The labels train the next [rasr](https://github.com/twangodev/rasr) checkpoint.

## Notes

[^1]: CMU [AirLab](https://theairlab.org)'s terminal-airspace corpus: paired ATC radio and ADS-B from two Pittsburgh airports, KAGC and KBTP. [CC-BY-4.0](https://creativecommons.org/licenses/by/4.0/).

[^2]: Automatic Dependent Surveillance-Broadcast: aircraft continuously broadcast their GPS position, velocity, and identity (including callsign) on 1090 MHz, logged by ground receivers. The callsign field is what pairs onto each clip.

[^3]: [pyannote.audio](https://github.com/pyannote/pyannote-audio)'s VoiceActivityDetection pipeline over [pyannote/segmentation-3.0](https://huggingface.co/pyannote/segmentation-3.0), 16 kHz, with a 0.15s minimum speech span and a 0.1s minimum silence gap.

[^4]: [nvidia/parakeet-tdt-0.6b-v2](https://huggingface.co/nvidia/parakeet-tdt-0.6b-v2), [nvidia/canary-qwen-2.5b](https://huggingface.co/nvidia/canary-qwen-2.5b), and [jlvdoorn/whisper-large-v3-atco2-asr](https://huggingface.co/jlvdoorn/whisper-large-v3-atco2-asr).
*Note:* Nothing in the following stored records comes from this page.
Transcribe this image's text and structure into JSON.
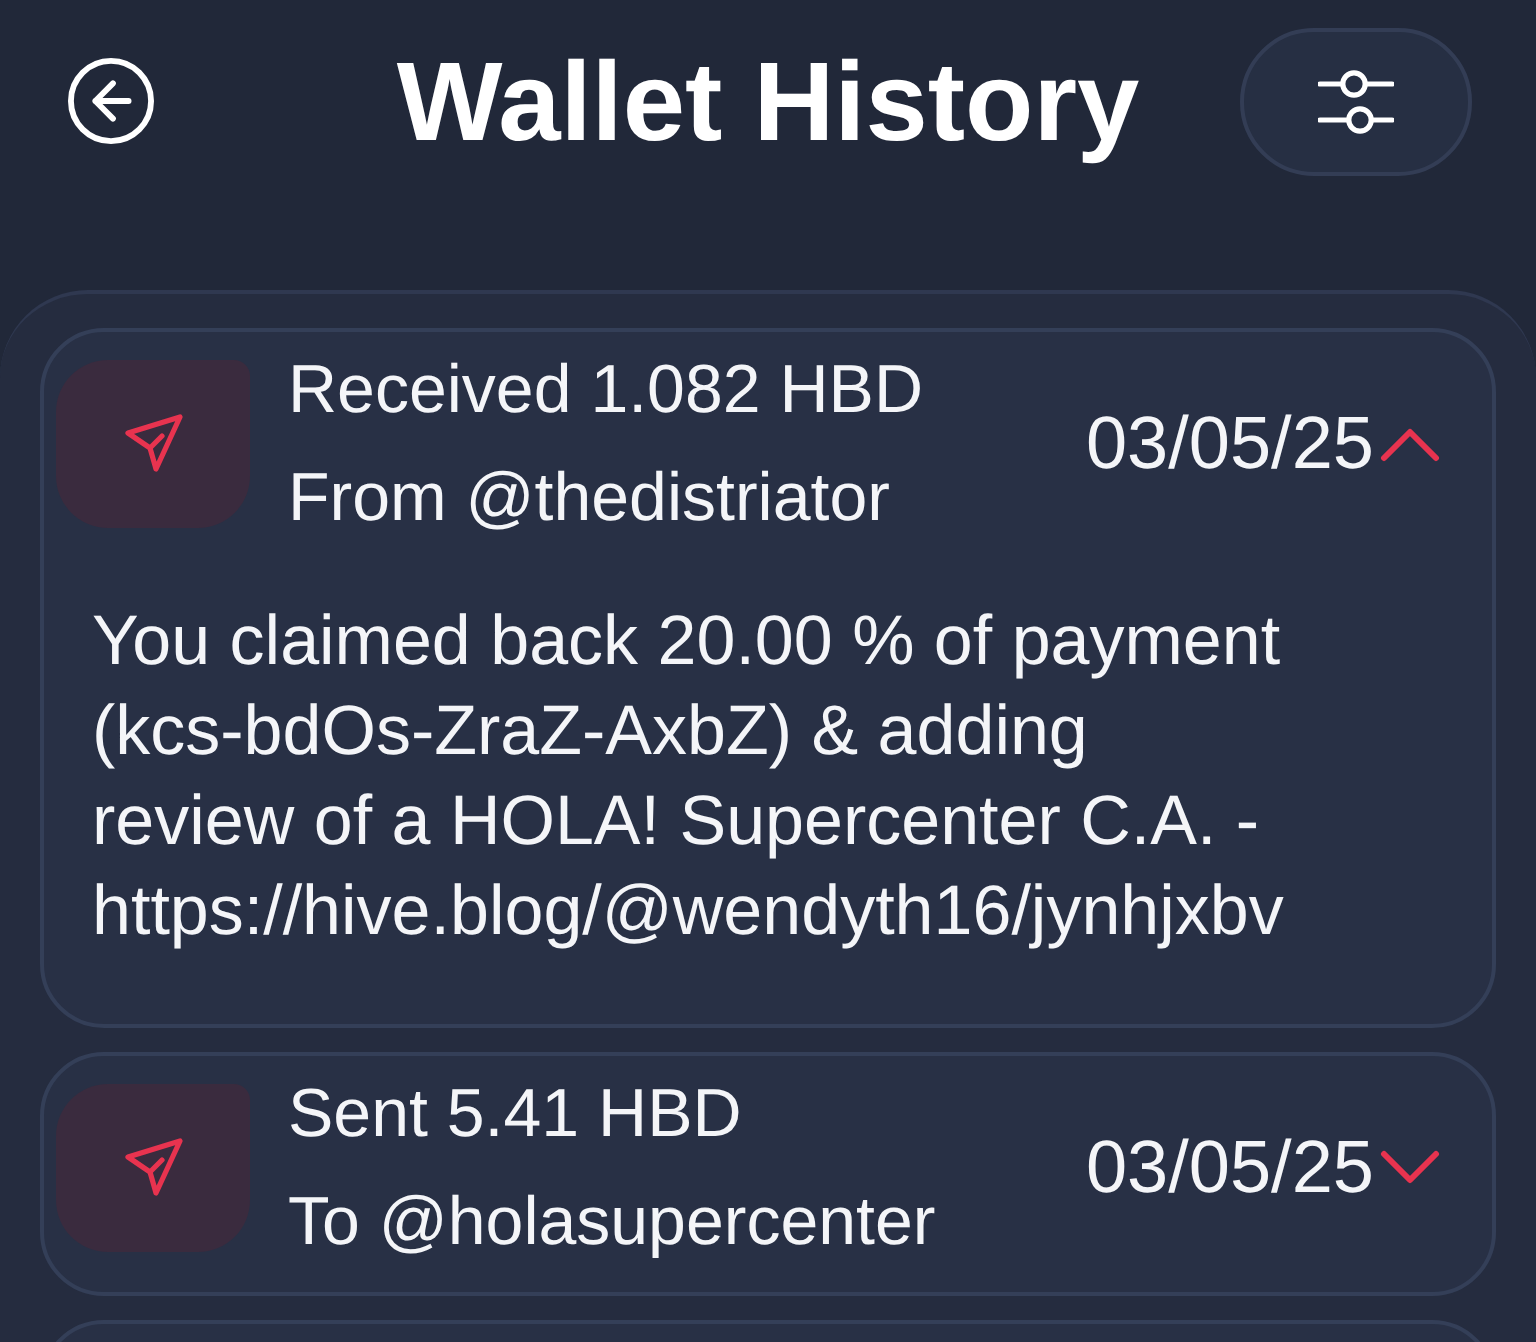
{
  "header": {
    "title": "Wallet History"
  },
  "transactions": [
    {
      "title": "Received 1.082 HBD",
      "party": "From @thedistriator",
      "date": "03/05/25",
      "expanded": true,
      "memo": "You claimed back 20.00 % of payment (kcs-bdOs-ZraZ-AxbZ) & adding review of a HOLA! Supercenter C.A. - https://hive.blog/@wendyth16/jynhjxbv"
    },
    {
      "title": "Sent 5.41 HBD",
      "party": "To @holasupercenter",
      "date": "03/05/25",
      "expanded": false
    }
  ]
}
The ATC-tuned Whisper carries a 2x vote weight; it is the strongest member.

[^5]: ROVER, Recognizer Output Voting Error Reduction ([Fiscus, 1997](https://doi.org/10.1109/ASRU.1997.659110)): align the hypotheses word by word, take the weighted majority at each slot. The baseline to beat.

[^6]: NVIDIA's GPU-PB / TurboBias boosting tree in [NeMo](https://github.com/NVIDIA/NeMo): shallow-fusion contextual biasing at decode time, no retraining.

[^7]: Not inter-model agreement, not the model's own confidence. The model is confidently wrong.

[^8]: [Qwen3-Omni](https://huggingface.co/Qwen/Qwen3-Omni-30B-A3B-Instruct) (bf16) and [NVIDIA Nemotron Nano 3 Omni](https://huggingface.co/nvidia/Nemotron-3-Nano-Omni-30B-A3B-Reasoning-NVFP4) (NVFP4).

[^9]: Told to take a per-word majority, it matches ROVER's exact output 20% of the time. It paraphrases and normalizes; it cannot help but interpret.

[^10]: A human accepted the fused text, so ROVER scores zero error there by construction, and any rewrite only adds error. The honest test is the slice a human had to edit.

[^11]: [twangodev/rasr-parakeet-v1](https://huggingface.co/twangodev/rasr-parakeet-v1), the in-house model whose successor ([rasr-parakeet-v2](https://huggingface.co/twangodev/rasr-parakeet-v2)) these labels train. Held out of the vote so it can flag its own blind spots.

[^12]: $c = \operatorname{mean}(a,\ r,\ 1 - d)$ over agreement $a$, ROVER confidence $r$, and advisory disagreement $d$.